European Journal of Mathematics

, Volume 1, Issue 1, pp 154–159

# A remark on singular sets of vector bundle morphisms

Research Article

## Abstract

If characteristic classes for two vector bundles over the same base space do not coincide, then the bundles are not isomorphic. We give under rather common assumptions a lower bound on the topological dimension of the set of all points in the base over which a morphism between such bundles is not bijective. Moreover, we show that this set is topologically non-trivial.

### Keywords

Vector bundle morphisms Characteristic classes Covering dimension

### Mathematics Subject Classification

57R20 55R25 54F45 55M10

## 1 Introduction

Let $$E$$ and $$F$$ be real or complex vector bundles of the same dimension over a common base space $$X$$ and let $$L:E\rightarrow F$$ be a vector bundle morphism, that is, a fibrewise linear continuous map. For $$\lambda \in X$$, let us denote by $$E_\lambda , F_\lambda$$ the fibres of the bundles over $$\lambda$$. We consider the set
\begin{aligned} \varSigma (L)=\{\lambda \in X:L_\lambda \notin {{\mathrm{GL}}}(E_\lambda ,F_\lambda )\}\subset X \end{aligned}
of elements in $$X$$ over which $$L$$ is not an isomorphism, which we call the singular set of $$L$$. From the continuity of the determinant, it is clear that $$\varSigma (L)$$ is closed. Moreover, $$\varSigma (L)=\emptyset$$ if and only if $$L$$ is an isomorphism, and $$\varSigma (L)=X$$ can occur, for example, if $$L$$ maps $$E$$ into the zero section in $$F$$. We assume that the base space $$X$$ is a closed manifold which, depending on the characteristic class that we consider, may also be assumed to be orientable. Our results show that the non-equality of some characteristic classes for two bundles $$E$$ and $$F$$ may impose strong restrictions on the shape and size of $$\varSigma (L)$$, which even hold independently of the particular morphism $$L$$.

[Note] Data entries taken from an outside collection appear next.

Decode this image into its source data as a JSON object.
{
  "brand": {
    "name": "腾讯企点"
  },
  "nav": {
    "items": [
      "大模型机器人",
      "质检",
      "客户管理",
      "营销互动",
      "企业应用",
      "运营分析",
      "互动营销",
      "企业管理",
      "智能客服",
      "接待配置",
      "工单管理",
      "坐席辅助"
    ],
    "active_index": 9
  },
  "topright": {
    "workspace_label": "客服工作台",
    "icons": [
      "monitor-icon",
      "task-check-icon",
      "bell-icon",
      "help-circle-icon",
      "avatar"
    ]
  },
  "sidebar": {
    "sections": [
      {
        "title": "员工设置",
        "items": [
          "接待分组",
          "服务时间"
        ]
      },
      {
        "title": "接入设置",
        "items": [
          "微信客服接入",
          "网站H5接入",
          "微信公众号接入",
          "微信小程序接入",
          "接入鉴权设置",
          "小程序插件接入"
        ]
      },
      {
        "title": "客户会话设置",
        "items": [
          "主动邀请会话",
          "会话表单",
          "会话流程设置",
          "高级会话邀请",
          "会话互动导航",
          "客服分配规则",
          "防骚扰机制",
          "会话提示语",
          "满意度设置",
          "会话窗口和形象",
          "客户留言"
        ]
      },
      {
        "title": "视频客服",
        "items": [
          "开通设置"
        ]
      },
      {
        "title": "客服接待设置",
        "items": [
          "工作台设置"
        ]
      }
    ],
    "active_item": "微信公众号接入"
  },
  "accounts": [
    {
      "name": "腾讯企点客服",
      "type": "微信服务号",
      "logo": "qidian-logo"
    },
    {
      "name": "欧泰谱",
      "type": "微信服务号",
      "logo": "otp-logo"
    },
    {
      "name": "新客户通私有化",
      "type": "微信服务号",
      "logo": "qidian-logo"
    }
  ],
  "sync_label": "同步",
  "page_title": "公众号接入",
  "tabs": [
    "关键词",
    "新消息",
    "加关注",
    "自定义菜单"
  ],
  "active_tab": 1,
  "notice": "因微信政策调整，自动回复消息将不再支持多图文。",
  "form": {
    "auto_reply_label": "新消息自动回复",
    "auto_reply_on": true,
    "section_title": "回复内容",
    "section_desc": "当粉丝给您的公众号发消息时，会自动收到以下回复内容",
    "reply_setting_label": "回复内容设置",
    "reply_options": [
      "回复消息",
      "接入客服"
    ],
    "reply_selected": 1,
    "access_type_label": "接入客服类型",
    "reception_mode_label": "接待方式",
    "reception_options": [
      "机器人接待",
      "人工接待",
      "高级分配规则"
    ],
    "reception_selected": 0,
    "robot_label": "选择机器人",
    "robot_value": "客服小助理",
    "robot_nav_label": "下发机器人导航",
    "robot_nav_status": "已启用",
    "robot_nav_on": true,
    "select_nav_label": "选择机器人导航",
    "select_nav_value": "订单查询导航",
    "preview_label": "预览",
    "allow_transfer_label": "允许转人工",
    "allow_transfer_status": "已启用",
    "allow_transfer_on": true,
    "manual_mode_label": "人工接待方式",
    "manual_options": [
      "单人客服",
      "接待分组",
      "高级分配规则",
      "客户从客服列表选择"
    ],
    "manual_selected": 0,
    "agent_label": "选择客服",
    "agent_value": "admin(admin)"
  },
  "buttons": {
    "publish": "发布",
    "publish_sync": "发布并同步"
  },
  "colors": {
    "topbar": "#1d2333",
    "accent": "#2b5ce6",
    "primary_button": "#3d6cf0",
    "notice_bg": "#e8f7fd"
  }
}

We discuss our results in two separate sections. In Sect. 2 we consider characteristic classes that are defined for any vector bundle over $$X$$ and prove our theorem which we subsequently apply to Stiefel–Whitney and Pontryagin classes for real vector bundles, and to Chern classes in the complex case. In Sect. 3 we consider orientation preserving morphisms on real vector bundles and characteristic classes which are defined for oriented bundles. We show that the proof of our theorem from the second section carries over to this setting and we apply it to the Euler class and to Wu classes.

## 2 Main theorem and examples

In what follows we assume that the base space $$X$$ is a closed (topological) manifold of dimension $$n$$ and that $$R$$ is a principal ideal domain. We denote by $$H^k(X;G)$$ the $$k$$-th singular cohomology group and by $$\check{H}^{k}(X;G)$$ the $$k$$-th Čech cohomology group of $$X$$ for $$k\in \mathbb {Z}$$ and some $$R$$-module $$G$$. Before we state our main theorem, we want to introduce some notation.

First, by an $$H^k({\cdot };G)$$-valued characteristic class we mean a map $$c$$ which assigns to any vector bundle $$E$$ over a manifold $$X$$ a cohomology class $$c(E)\in H^k(X;G)$$ such that $$f^*c(E_2)=c(E_1)$$ if $$f:X\rightarrow Y$$ is a continuous map which is covered by a bundle map $$E_1\rightarrow E_2$$ (cf. [5, p. 69]). Note that we obtain the following immediate properties:
1. (i)

$$c(f^*E)=f^*c(E)\in H^k(Y;G)$$ for any continuous map $$f:Y\rightarrow X$$,

2. (ii)

$$c(E)=c(F)$$ if $$E$$ and $$F$$ are isomorphic bundles over the same base $$X$$.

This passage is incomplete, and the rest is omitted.